- Borsuri Location in Maharashtra, India Borsuri Borsuri (India)
- Coordinates: 18°01′N 76°51′E﻿ / ﻿18.01°N 76.85°E
- Country: India
- State: Maharashtra
- District: Latur district
- Taluka: Nilanga

Languages
- • Official: Marathi
- Time zone: UTC+5:30 (IST)
- PIN: 413522

= Borsuri =

Village in Latur, Maharashtra

Borsuri is a village in the Nilanga taluka of Latur district located in Maharashtra State, India.

==Farming==
Borsuri Tur Dal is a local variety of pigeon pea cultivated in this village that is white in color. Borsuri is known for its cultivation belt of tur dal, which boasts a distinct nutritional profile and is in high demand, particularly in Delhi and Mumbai. The medium black soil in these river basins is highly fertile and suitable for Tur cultivation, resulting in high yields.

==Notable dish==
Borsuri Varan/ Bhokari Varan (Lentil curry or stew) is a spicy and popular Marathwada dish made with a mix of lentils, including Borsuri tur dal, Masoor dal, and green Moong dal, along with spices and other ingredients.
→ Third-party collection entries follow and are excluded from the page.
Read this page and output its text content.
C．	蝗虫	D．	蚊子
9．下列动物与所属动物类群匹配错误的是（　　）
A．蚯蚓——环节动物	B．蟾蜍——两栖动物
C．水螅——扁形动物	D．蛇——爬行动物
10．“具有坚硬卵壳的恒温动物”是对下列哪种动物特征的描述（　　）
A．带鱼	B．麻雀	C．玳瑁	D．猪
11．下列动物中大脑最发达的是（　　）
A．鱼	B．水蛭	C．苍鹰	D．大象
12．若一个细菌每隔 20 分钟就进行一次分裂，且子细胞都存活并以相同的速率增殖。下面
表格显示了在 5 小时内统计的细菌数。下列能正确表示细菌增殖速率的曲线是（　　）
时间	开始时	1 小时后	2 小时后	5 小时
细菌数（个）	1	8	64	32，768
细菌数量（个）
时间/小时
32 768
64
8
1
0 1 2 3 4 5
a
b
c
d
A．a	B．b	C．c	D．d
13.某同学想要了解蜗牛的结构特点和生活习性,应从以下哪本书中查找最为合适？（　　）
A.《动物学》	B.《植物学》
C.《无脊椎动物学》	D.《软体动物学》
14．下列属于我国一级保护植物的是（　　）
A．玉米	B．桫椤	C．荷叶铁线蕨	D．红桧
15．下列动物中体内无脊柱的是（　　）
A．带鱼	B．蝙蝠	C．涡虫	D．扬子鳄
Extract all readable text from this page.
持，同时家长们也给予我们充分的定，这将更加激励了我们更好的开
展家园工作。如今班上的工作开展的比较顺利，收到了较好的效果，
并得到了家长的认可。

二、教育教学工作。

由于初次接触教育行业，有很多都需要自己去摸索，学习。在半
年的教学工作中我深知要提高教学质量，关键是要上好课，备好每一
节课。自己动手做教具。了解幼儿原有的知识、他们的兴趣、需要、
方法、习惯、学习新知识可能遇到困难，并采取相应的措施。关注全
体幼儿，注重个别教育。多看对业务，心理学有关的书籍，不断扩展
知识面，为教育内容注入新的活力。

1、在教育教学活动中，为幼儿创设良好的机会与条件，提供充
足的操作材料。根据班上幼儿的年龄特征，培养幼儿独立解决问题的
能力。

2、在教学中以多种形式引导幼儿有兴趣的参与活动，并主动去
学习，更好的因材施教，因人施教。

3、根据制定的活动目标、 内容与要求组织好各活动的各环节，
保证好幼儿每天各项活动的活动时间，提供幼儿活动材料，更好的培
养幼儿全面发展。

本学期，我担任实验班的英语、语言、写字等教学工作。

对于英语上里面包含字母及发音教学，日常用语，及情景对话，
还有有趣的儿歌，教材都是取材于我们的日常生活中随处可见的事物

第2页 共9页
==Geographical indication==
Borsuri Tur Dal was awarded the Geographical Indication (GI) status tag from the Geographical Indications Registry, under the Union Government of India, on 30 March 2024 and is valid until 6 February 2032.

Borsuri Turdal Utpadak Sangh from Borsuri, proposed the GI registration of 'Borsuri Tur Dal'. After filing the application in February 2022, the Tur Dal was granted the GI tag in 2024 by the Geographical Indication Registry in Chennai, making the name "'Borsuri Tur Dal" exclusive to the Tur Dal cultivated in the region. It thus became the second pigeon pea variety from Maharashtra after Navapur Tur Dal and the 45th type of goods from Maharashtra to earn the GI tag.

The GI tag protects the Tur Dal from illegal selling and marketing, and gives it legal protection and a unique identity.